Von Ralf Stiftel ▪ Sebastian Gille: Anthem (Pirouet/Edel). Der Titel ist Programm: Die Debüt-CD „Anthem“ des Saxophonisten Sebastian Gille ist dominiert von einem hymnischen Ton, wie ihn Anfang der 1960er Jahre besonders John Coltrane im Jazz etablierte.

Im Titelsong holt Gille sozusagen weit aus, entwickelt die Melodie aus tastenden Linien, aus Stille und Intensität, um die Musik dann mit der Band zu verdichten. Der Eröffnungstitel „Blossom“, abgeleitet aus einem improvisierten Solo, hat größere rhythmische Prägnanz, ist aber von dem gleichen spirituellen Ansatz bestimmt. Gille, 1982 in Quedlinburg geboren, studierte unter anderem bei Phil Woods, Branford Marsalis und Christoph Lauer.
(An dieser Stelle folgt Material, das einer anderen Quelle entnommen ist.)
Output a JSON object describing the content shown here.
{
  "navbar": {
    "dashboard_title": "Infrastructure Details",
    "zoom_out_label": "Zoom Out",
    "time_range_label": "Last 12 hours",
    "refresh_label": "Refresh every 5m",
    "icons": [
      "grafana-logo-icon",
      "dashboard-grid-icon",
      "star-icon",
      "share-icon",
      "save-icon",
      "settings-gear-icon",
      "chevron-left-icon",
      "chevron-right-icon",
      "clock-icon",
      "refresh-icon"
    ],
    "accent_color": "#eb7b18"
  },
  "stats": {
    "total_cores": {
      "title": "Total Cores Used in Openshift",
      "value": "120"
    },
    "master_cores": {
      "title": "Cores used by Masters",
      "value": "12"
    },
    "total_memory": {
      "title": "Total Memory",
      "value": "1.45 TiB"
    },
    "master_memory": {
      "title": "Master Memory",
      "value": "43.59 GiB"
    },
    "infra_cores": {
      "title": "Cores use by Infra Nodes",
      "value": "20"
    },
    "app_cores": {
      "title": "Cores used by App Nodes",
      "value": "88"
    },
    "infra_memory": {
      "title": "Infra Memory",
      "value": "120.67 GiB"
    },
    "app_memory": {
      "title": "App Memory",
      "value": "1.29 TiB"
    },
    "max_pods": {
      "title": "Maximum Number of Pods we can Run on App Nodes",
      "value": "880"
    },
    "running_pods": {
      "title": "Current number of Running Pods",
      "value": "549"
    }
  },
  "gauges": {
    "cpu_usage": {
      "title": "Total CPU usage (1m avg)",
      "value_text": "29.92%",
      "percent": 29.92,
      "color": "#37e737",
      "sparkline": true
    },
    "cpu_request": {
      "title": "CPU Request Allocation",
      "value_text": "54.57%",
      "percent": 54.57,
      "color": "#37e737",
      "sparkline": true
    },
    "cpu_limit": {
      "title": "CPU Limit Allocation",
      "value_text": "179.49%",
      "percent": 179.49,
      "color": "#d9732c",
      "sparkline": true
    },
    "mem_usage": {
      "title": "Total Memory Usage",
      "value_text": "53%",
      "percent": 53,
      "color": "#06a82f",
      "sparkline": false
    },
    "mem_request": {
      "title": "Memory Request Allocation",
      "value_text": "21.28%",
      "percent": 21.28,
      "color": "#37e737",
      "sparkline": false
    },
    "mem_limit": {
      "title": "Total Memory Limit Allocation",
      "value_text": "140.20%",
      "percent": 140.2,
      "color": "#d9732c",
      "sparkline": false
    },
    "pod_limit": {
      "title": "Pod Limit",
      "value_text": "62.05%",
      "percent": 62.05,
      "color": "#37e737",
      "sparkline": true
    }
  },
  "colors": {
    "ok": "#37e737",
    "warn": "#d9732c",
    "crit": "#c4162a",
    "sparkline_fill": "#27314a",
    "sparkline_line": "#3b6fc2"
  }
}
Er arbeitet mit dem vorzüglichen jungen Pianisten Pablo Held, der aus Herdecke stammt, dem Bassisten Robert Lanfermann und dem Schlagzeuger Jonas Burgwinkel zusammen. Wie Held fühlt sich auch Gille vom Jazz der Post-Bop-Ära inspiriert, von Miles Davis vor allem, aber auch Wayne Shorter. In Titeln wie „Charisma“ mit ihrem dichten Rhythmus und feinen harmonischen Verschränkungen hört man den Nachklang dieser Meister umgesetzt in eine fesselnde Musik. Die Klasse dieser Band zeigt sich auch in der Interpretation des „Barbara-Songs“ aus der Drei-Groschen-Oper.